(2021-04-19) Grant There's A Name For The Blah You're Feeling It's Called Languishing

Adam Grant: There’s a Name for the Blah You’re Feeling: It’s Called Languishing. It wasn’t burnout — we still had energy. It wasn’t depression — we didn’t feel hopeless. We just felt somewhat joyless and aimless. It turns out there’s a name for that: languishing.

Languishing is a sense of stagnation and emptiness. It feels like you’re muddling through your days, looking at your life through a foggy windshield. And it might be the dominant emotion of 2021.

The covid-19 pandemic has dragged on, and the acute state of anguish has given way to a chronic condition of languish.

In psychology, we think about mental health on a spectrum from depression to flourishing. (do we?) Flourishing is the peak of well-being: You have a strong sense of meaning, mastery and mattering to others. Depression is the valley of ill-being: You feel despondent, drained and worthless.

Languishing is the neglected middle child of mental health. It’s the void between depression and flourishing — the absence of well-being.

The term was coined by a sociologist named Corey Keyes, who was struck that many people who weren’t depressed also weren’t thriving. His research suggests that the people most likely to experience major depression and anxiety disorders in the next decade aren’t the ones with those symptoms today. They’re the people who are languishing right now.

Last summer, journalist Daphne K. Lee tweeted about a Chinese expression that translates to “revenge bedtime procrastination.”

I’ve started to wonder if it’s not so much retaliation against a loss of control as an act of quiet defiance against languishing. It’s a search for bliss in a bleak day

So what can we do about it? A concept called “flow state” may be an antidote to languishing.

People who became more immersed in their projects managed to avoid languishing and maintained their prepandemic happiness.

it’s hard to find flow when you can’t focus.

That means we need to set boundaries. Years ago, a Fortune 500 software company in India tested a simple policy: no interruptions Tuesday, Thursday and Friday before noon.

Getting more done wasn’t just good for performance at work: We now know that the most important factor in daily joy and motivation is a sense of progress.

As we head into a new post-pandemic reality, it’s time to rethink our understanding of mental health and well-being. “Not depressed” doesn’t mean you’re not struggling. “Not burned out” doesn’t mean you’re fired up.
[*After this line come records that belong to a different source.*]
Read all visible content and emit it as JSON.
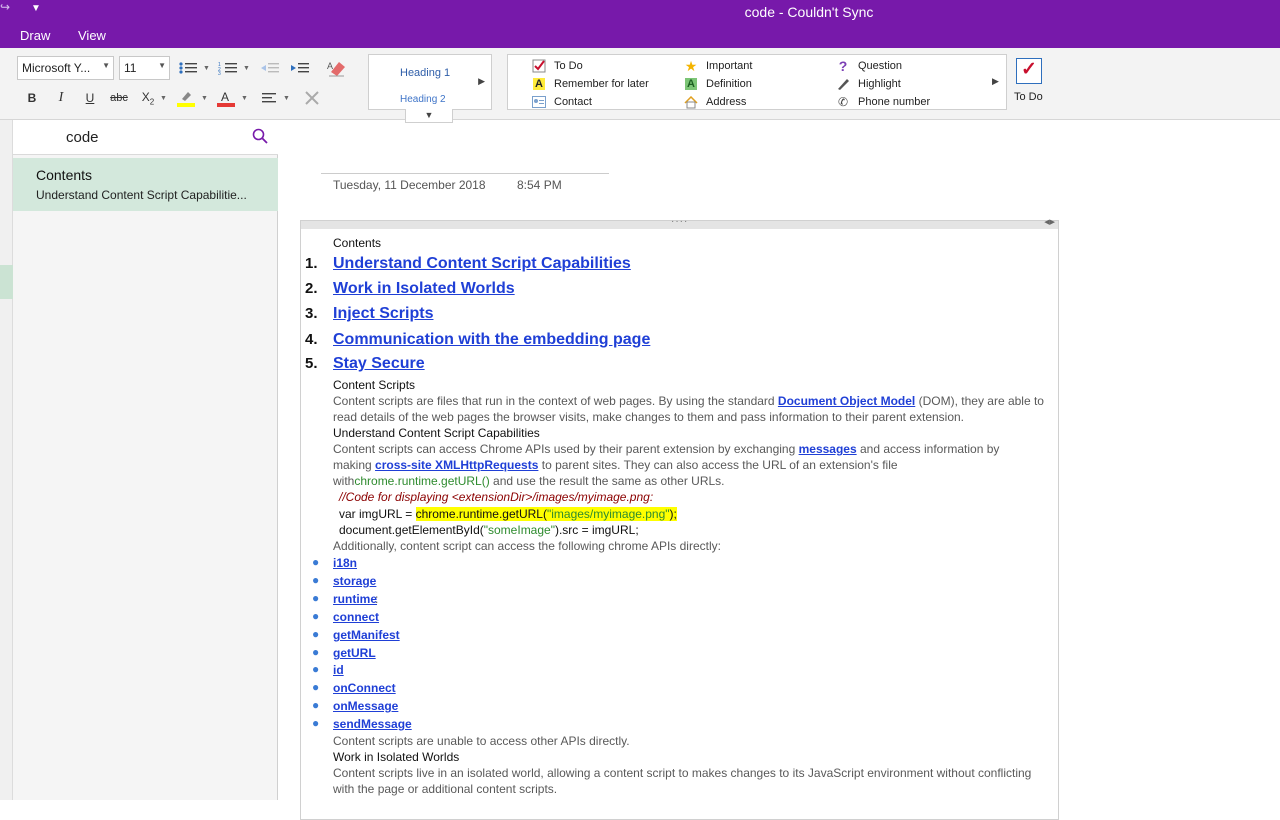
{
  "window": {
    "title": "code - Couldn't Sync"
  },
  "menu": {
    "draw": "Draw",
    "view": "View"
  },
  "ribbon": {
    "font_name": "Microsoft Y...",
    "font_size": "11",
    "styles": {
      "heading1": "Heading 1",
      "heading2": "Heading 2"
    },
    "tags": [
      {
        "label": "To Do",
        "icon": "checkbox-icon"
      },
      {
        "label": "Remember for later",
        "icon": "highlight-a-icon"
      },
      {
        "label": "Contact",
        "icon": "contact-card-icon"
      },
      {
        "label": "Important",
        "icon": "star-icon"
      },
      {
        "label": "Definition",
        "icon": "definition-a-icon"
      },
      {
        "label": "Address",
        "icon": "house-icon"
      },
      {
        "label": "Question",
        "icon": "question-icon"
      },
      {
        "label": "Highlight",
        "icon": "pen-icon"
      },
      {
        "label": "Phone number",
        "icon": "phone-icon"
      }
    ],
    "todo_button": "To Do"
  },
  "sidebar": {
    "search_query": "code",
    "page": {
      "title": "Contents",
      "snippet": "Understand Content Script Capabilitie..."
    }
  },
  "note": {
    "date": "Tuesday, 11 December 2018",
    "time": "8:54 PM",
    "contents_label": "Contents",
    "toc": [
      {
        "n": "1.",
        "t": "Understand Content Script Capabilities"
      },
      {
        "n": "2.",
        "t": "Work in Isolated Worlds"
      },
      {
        "n": "3.",
        "t": "Inject Scripts"
      },
      {
        "n": "4.",
        "t": "Communication with the embedding page"
      },
      {
        "n": "5.",
        "t": "Stay Secure"
      }
    ],
    "h_content_scripts": "Content Scripts",
    "p1a": "Content scripts are files that run in the context of web pages. By using the standard ",
    "p1_link": "Document Object Model",
    "p1b": " (DOM), they are able to",
    "p1c": "read details of the web pages the browser visits, make changes to them and pass information to their parent extension.",
    "h_understand": "Understand Content Script Capabilities",
    "p2a": "Content scripts can access Chrome APIs used by their parent extension by exchanging ",
    "p2_link": "messages",
    "p2b": " and access information by",
    "p2c": "making ",
    "p2_link2": "cross-site XMLHttpRequests",
    "p2d": " to parent sites. They can also access the URL of an extension's file",
    "p2e": "with",
    "p2_code": "chrome.runtime.getURL()",
    "p2f": " and use the result the same as other URLs.",
    "code1": "//Code for displaying <extensionDir>/images/myimage.png:",
    "code2a": "var imgURL = ",
    "code2b": "chrome.runtime.getURL(",
    "code2c": "\"images/myimage.png\"",
    "code2d": ");",
    "code3a": "document.getElementById(",
    "code3b": "\"someImage\"",
    "code3c": ").src = imgURL;",
    "p3": "Additionally, content script can access the following chrome APIs directly:",
    "apis": [
      "i18n",
      "storage",
      "runtime",
      "connect",
      "getManifest",
      "getURL",
      "id",
      "onConnect",
      "onMessage",
      "sendMessage"
    ],
    "runtime_suffix": ":",
    "p4": "Content scripts are unable to access other APIs directly.",
    "h_isolated": "Work in Isolated Worlds",
    "p5a": "Content scripts live in an isolated world, allowing a content script to makes changes to its JavaScript environment without conflicting",
    "p5b": "with the page or additional content scripts."
  },
  "colors": {
    "accent": "#7719aa",
    "link": "#1f3fd6",
    "selected_page": "#d3e8dc"
  }
}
The pandemic was a big loss. To transcend languishing, try starting with small wins, like the tiny triumph of figuring out a whodunit or the rush of playing a seven-letter word. One of the clearest paths to flow is a just-manageable difficulty: a challenge that stretches your skills and heightens your resolve.

I’m not languishing, I’m dormant - Austin Kleon

Psychologists,” says Grant, “find that one of the best strategies for managing emotions is to name them.” But one has to remember that naming doesn’t just describe the world, it creates the world, too. As Brian Eno says, “Giving something a name can be just the same as inventing it.”

I disliked the term “languishing” the minute I heard it.

I’m not languishing, I’m dormant. Like a plant. Or a volcano. I am waiting to be activated.

I feel very lucky to be married to a gardener, because gardening gives us rich metaphors for creative work that we don’t get from our business-focused productivity-obsessed culture

It seems to me that the reason that so many of us feel like we’re languishing is that we are trying to flourish in terrible conditions. It is spring outside — or the “unlocking” season — but it is still “Winter in America,” and, as any gardener knows, if you try to wake a plant out of dormancy too soon, it will wither, and maybe die.

I’m not languishing because I’m not trying to flourish

My friend Alan Jacobs recently wrote about his exhaustion

For example, Michelangelo, who lost four years of work to a lawsuit

Or Isaac Newton, who people have held up as an example of what you can get done during a plague: didn’t have library access, and while he was testing the theory he didn’t have some of the constants he needed (sizes, masses), so he tried to work from memory, got one wrong, did all the math, and concluded that he was wrong and the gravity + ellipses thing didn’t work. He stuck it in a drawer. It was only years later when a friend asked him about Kepler’s ellipses that he pulled the old notes back out of the drawer to show the friend, and the friend spotted the error, they redid the math, and then developed the theory of gravity

You may, indeed, be languishing, and I won’t try to take that word away from you.

Me, I’m dormant. I may even look dead, but like Corita Kent once described one of her own dormant periods, “new things are happening very quietly inside of me.”